Софья Сергеевна отнеслась к ней с пренебрежением:
– Э, милая! Разве ты куда опоздаешь?..
Внизу дома графский лакей с осанкой британского лорда уже принимал от Распутина его новенький картуз.
– Ну, Гришуня, – шепнул Восторгов, – теперь держи хвост торчком, иначе все у нас треснет… Не подгадь, миляга!
Шоколадный мрамор лестницы излучал приятное тепло, почти телесное. Дворецкий провел их в "ожидальную", сплошь завешанную картинами. Фамильные портреты кисти Левицкого умещались рядом с дешевым пейзажиком Клевера, а плоский жанр соседствовал с подлинными шедеврами старых голландцев. Распутин из разнобоя сюжетов выхватил лишь одну живописную сцену. На полотне была представлена женщина, готовая нырнуть под одеяло, она подмигивала кому-то – с непристойным вызовом.

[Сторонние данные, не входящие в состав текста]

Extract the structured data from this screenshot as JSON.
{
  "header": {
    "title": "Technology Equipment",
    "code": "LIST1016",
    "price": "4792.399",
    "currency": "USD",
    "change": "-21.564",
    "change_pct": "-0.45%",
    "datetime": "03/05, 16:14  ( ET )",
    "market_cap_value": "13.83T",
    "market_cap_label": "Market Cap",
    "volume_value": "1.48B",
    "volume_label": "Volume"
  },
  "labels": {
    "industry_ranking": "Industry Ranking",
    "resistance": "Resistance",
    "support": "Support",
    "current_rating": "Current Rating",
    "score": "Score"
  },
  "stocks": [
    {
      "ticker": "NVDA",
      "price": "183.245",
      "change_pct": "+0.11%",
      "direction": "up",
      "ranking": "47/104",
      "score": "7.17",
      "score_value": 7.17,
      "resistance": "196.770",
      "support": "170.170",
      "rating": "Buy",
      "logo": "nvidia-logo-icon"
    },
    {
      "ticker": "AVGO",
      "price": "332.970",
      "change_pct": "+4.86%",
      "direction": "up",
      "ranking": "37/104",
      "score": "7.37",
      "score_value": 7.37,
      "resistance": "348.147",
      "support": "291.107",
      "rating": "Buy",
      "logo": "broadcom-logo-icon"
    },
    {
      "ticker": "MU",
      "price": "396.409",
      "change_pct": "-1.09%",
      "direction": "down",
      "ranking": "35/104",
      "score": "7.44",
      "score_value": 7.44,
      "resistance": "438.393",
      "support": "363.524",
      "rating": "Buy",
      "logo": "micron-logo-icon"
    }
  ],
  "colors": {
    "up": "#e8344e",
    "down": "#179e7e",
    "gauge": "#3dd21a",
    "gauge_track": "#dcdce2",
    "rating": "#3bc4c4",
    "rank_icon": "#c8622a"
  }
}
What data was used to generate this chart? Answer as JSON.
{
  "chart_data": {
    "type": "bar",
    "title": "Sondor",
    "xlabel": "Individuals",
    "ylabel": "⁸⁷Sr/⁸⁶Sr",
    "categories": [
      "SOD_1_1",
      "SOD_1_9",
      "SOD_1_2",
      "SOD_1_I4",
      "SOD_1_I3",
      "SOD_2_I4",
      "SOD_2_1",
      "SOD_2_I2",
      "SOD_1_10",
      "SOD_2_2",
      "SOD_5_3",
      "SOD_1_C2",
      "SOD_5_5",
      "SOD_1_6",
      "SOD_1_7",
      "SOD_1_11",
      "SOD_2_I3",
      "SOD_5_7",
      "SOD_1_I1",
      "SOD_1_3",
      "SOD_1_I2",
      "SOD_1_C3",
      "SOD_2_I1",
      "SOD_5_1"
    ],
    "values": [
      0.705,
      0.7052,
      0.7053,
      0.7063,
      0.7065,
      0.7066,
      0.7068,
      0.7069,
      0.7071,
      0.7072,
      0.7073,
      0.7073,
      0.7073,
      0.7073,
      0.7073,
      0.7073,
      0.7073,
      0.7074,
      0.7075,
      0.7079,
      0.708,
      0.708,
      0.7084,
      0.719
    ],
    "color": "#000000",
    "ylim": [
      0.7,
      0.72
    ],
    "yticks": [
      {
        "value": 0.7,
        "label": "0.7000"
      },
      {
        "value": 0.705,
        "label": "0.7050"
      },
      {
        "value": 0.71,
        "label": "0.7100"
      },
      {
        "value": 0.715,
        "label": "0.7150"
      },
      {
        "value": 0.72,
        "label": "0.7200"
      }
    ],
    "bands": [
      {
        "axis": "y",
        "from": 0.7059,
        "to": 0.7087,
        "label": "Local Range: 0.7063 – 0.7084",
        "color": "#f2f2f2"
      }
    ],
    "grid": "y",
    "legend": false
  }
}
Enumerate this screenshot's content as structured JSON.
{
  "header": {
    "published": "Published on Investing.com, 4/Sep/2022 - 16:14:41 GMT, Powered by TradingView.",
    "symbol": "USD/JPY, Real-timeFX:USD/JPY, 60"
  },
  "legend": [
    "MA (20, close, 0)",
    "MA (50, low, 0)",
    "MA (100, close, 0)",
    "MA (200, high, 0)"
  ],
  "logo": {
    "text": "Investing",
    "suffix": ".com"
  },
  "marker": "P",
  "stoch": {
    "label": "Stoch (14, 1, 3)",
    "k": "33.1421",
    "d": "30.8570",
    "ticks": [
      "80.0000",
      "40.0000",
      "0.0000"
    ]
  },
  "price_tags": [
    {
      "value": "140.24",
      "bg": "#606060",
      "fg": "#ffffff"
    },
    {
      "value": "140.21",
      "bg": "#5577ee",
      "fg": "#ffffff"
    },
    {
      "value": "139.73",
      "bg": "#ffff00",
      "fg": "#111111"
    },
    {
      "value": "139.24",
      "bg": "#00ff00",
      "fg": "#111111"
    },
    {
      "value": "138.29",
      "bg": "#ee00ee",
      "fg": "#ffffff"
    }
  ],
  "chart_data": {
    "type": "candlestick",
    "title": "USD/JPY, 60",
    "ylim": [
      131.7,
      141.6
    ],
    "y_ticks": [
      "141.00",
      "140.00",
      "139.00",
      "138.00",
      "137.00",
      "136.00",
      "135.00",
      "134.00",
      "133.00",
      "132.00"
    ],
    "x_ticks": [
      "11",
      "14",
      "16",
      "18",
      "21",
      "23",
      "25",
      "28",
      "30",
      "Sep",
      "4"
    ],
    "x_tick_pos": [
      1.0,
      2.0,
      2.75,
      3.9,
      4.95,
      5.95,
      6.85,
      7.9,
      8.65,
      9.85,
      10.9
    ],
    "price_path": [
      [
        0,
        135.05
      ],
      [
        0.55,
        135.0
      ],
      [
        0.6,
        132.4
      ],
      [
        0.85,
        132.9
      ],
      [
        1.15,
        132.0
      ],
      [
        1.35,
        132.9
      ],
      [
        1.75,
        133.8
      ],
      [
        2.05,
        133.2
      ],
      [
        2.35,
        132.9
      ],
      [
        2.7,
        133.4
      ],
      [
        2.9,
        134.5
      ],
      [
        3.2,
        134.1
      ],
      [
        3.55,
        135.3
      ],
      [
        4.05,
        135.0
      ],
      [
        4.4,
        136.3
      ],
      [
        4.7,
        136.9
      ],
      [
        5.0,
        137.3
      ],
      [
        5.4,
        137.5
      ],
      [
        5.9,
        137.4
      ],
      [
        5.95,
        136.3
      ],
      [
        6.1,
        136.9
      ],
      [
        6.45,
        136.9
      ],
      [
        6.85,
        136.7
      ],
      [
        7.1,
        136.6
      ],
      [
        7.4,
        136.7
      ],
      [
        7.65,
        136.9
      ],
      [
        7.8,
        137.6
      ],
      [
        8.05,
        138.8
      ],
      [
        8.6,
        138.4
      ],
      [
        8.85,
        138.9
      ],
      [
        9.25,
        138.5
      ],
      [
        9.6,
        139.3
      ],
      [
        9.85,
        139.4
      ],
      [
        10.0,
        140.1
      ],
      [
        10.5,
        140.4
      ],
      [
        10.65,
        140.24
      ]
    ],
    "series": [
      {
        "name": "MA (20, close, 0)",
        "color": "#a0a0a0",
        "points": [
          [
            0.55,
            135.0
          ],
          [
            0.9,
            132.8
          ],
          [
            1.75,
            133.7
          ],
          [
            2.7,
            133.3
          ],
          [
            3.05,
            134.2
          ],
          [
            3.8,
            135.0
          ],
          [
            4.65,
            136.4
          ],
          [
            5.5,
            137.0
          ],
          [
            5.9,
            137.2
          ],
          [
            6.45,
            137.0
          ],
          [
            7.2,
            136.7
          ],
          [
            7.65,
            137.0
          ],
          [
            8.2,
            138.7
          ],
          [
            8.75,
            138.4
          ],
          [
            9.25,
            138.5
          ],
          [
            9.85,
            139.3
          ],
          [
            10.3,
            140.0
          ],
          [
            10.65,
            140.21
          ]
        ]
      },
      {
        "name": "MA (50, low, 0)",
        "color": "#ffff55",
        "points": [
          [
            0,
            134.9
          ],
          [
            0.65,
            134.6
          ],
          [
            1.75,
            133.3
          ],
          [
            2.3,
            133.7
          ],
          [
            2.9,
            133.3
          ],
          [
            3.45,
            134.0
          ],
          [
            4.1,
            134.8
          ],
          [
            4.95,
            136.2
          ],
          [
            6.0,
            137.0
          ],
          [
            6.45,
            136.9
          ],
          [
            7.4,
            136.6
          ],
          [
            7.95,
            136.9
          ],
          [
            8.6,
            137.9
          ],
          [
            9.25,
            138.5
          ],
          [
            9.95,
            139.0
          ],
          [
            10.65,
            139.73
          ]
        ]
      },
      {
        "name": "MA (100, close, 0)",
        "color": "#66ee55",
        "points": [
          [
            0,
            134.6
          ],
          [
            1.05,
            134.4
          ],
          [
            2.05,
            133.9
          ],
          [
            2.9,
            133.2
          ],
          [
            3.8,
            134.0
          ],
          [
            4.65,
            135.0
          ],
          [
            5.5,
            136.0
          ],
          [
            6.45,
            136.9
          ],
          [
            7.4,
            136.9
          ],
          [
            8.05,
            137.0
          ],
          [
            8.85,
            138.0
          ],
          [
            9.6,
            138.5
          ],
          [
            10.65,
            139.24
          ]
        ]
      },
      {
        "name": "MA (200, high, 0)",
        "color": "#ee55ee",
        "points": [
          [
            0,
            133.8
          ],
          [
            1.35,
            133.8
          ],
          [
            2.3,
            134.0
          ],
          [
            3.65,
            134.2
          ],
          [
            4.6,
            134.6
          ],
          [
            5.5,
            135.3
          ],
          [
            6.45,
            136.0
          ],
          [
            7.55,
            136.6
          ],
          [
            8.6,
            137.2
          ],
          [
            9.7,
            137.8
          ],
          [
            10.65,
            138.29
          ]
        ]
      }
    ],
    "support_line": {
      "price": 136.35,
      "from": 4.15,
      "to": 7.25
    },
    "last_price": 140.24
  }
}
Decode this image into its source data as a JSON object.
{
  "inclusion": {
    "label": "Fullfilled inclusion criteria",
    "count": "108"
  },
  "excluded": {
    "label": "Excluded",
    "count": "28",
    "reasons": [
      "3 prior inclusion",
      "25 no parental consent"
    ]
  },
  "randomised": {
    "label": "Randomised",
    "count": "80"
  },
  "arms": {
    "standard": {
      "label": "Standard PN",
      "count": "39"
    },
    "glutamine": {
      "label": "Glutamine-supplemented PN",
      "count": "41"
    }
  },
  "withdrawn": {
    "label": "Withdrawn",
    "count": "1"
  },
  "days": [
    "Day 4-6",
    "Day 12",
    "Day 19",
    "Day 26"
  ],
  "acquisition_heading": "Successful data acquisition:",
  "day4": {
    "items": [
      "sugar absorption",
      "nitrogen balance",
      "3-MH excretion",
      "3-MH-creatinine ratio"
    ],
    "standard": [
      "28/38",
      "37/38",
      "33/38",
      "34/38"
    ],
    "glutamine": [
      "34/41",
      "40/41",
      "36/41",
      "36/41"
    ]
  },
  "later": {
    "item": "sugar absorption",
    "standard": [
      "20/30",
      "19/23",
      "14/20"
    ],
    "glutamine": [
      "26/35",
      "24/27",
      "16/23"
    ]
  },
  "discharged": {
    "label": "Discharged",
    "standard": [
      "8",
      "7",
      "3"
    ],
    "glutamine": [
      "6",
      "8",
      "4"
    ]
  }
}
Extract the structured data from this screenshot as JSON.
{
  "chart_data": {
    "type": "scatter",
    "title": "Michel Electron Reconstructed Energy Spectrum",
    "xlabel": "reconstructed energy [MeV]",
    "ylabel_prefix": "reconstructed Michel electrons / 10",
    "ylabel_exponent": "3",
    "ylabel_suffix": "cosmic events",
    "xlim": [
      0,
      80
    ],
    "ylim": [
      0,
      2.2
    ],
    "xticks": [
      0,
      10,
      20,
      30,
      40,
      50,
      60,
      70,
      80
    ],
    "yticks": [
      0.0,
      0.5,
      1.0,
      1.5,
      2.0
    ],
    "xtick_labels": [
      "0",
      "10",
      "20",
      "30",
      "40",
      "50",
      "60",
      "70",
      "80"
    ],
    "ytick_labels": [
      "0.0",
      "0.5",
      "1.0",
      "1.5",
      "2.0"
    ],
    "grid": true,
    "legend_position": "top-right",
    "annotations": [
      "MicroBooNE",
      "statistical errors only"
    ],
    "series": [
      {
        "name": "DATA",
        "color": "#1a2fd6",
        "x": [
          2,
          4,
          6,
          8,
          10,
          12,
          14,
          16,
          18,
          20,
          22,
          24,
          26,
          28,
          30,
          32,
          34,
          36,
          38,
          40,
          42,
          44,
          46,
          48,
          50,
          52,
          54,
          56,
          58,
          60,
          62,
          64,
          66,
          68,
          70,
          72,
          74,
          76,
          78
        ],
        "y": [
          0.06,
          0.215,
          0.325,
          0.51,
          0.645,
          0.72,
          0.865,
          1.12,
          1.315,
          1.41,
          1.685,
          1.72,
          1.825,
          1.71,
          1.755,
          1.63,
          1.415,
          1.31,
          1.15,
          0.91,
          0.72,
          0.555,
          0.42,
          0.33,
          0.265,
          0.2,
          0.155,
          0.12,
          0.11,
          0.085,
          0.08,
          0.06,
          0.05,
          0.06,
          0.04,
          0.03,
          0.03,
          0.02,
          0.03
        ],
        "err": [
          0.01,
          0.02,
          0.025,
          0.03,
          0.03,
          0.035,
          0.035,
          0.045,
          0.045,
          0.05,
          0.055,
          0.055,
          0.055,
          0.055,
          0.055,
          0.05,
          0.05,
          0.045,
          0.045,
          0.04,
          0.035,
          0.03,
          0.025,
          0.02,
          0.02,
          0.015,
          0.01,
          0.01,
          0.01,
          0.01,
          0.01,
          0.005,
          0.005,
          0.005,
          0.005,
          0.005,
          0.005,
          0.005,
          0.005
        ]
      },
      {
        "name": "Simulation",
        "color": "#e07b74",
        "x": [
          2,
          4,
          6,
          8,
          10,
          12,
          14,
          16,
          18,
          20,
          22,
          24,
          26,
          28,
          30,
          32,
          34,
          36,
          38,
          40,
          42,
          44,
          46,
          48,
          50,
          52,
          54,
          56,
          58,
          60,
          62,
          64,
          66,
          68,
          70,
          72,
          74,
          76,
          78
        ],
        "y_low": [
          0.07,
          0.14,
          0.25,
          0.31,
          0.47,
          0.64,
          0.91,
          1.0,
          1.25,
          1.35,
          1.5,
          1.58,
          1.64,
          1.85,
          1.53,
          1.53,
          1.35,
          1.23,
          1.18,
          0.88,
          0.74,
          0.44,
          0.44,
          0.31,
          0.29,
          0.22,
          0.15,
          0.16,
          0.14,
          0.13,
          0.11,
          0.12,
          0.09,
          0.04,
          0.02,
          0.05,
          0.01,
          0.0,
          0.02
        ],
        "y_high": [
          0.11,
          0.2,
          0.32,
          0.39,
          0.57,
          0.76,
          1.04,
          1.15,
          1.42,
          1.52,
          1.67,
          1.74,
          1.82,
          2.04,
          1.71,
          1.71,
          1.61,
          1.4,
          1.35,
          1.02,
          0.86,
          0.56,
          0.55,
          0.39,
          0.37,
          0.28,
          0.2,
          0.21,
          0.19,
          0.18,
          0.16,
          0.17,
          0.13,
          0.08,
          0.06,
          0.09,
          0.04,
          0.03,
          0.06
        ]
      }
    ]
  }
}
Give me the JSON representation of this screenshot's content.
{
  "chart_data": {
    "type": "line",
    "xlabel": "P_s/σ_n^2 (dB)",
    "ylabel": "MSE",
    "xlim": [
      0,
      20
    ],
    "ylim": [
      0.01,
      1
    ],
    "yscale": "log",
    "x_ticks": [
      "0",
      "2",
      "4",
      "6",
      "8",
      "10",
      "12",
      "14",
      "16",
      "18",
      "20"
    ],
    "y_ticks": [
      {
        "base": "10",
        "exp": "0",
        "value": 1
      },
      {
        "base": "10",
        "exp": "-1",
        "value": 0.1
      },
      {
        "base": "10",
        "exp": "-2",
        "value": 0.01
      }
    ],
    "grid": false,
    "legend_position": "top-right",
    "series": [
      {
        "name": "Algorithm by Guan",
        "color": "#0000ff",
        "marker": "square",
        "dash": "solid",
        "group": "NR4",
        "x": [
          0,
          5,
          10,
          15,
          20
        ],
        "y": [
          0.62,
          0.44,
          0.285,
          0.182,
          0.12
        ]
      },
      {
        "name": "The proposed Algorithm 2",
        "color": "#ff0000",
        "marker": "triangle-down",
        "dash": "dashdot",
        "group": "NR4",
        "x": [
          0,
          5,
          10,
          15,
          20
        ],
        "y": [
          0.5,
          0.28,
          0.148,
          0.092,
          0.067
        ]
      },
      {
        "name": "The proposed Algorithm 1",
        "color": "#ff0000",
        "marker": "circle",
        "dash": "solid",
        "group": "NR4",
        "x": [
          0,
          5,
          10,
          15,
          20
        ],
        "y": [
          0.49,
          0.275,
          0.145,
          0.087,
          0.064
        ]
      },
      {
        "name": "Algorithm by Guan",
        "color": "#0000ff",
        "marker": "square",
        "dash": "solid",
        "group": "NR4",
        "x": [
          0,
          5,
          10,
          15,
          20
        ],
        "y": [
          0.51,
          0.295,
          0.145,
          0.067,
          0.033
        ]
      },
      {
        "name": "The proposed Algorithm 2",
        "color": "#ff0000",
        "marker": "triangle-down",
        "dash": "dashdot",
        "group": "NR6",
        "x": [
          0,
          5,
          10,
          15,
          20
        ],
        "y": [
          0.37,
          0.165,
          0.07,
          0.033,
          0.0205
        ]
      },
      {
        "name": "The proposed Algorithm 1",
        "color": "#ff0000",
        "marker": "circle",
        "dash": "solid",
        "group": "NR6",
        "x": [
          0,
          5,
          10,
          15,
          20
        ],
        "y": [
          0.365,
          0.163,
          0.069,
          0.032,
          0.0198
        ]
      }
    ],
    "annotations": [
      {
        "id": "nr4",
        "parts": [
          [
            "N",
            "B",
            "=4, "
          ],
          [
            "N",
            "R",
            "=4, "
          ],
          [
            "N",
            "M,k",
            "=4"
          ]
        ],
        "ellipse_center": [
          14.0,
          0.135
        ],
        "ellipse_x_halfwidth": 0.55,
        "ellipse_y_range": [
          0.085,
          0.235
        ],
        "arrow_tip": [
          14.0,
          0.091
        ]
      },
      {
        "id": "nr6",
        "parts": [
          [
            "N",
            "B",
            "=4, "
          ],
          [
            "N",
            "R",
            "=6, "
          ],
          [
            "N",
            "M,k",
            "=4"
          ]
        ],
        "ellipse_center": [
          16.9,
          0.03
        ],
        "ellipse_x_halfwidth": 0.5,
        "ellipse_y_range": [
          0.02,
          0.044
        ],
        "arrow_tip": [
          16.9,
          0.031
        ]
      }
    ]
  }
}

– Это кто ж такая будет? – удивился Распутин.
Восторгов, будучи неплохо начитан, тихонечко пояснил, что картина называется "Нана", изображена здесь известная куртизанка Парижа, героиня романа французского писателя Эмиля Золя. Гришке-то писатель этот ни к чему, а слово "Нана" он расшифровал как дважды произнесенное "на!".
– Ишь ты, – сказал. – На да еще раз на…
Восторгов немедленно осадил его:
– С ума сошел! Не забывай, что мы святой жизни.
Двери зала отворились, и на пороге вдруг предстала какая-то… бабуся, скудно одетая, с крестьянским платком на голове. "Графиня", – шепнул Восторгов, и тут словно лукавый подпихнул Гришку в бок – он сразу же наорал на Игнатьеву:
– Ты что, ведьма старая? Гляди, какой срам по стенкам развесила… от беса это у тебя, от беса! Небось за едину таку картинку мужик корову бы себе справил, а ты… Смотри, – сказал ей Распутин, – я наваждение-то разом прикрою!
И яростно перекрестил Нану возле розового пупка.
Старая графиня нижайше ему поклонилась:
– Прости, батюшка Григорий. Ужо вот я скажу своим людям, чтобы блудодейку на чердак вынесли. Уж ты не гневайся на меня.
Распутин одернул поясок, тронул рукава рубахи.
– Ладно, – сказал. – Веди уж… чего там!
В растворе позлащенных дверей виднелись головы гостей, на столе попыхивал паром медный самовар, неопрятной грудой, словно в худом трактире, лежали простонародные баранки… Распутин, поскрипывая сапогами, шагал к столу, легко и пружинисто, и в этот момент сам чувствовал, что он – молодец!
3. "Нана" уже треснула
Гости графини еще не успели к нему присмотреться, когда Распутин ловким взором конокрада, оценивающим чужую лошадь, которую непременно надо украсть, уже оценил их всех сразу и теперь приближался к ним, часто приседая, потом резко выпрямлялся, и ладони его сочно пришлепывали по коленям. Сейчас он был похож на орангутанга, спрыгнувшего с дерева и решившего прогуляться по земле. Внезапно ощутив свою силу (и свою власть над этими людишками, ждавшими его!), он уже выпал из-под опеки Восторгова, заговорив так, как ему хотелось – почти бездумно:
– Чаёк пьете… ну-ну, лакайте. Чай – травка божия. Ты замужня? А почто без мужа приволоклась? Вот бы я поглядел на вас, на обоих-то… Нехорошо, мать, нехорошо, – сказал он, остановясь подле Головиной. – Нешто так жить можно? (Головина страшно испугалась.) Смотри-кась, какая ты баба вредная… Но обидой ничего не исправишь. Не обижай! Любовью надоть… любовью, дура ты! Да что с тобой толковать? Все едино не поймешь…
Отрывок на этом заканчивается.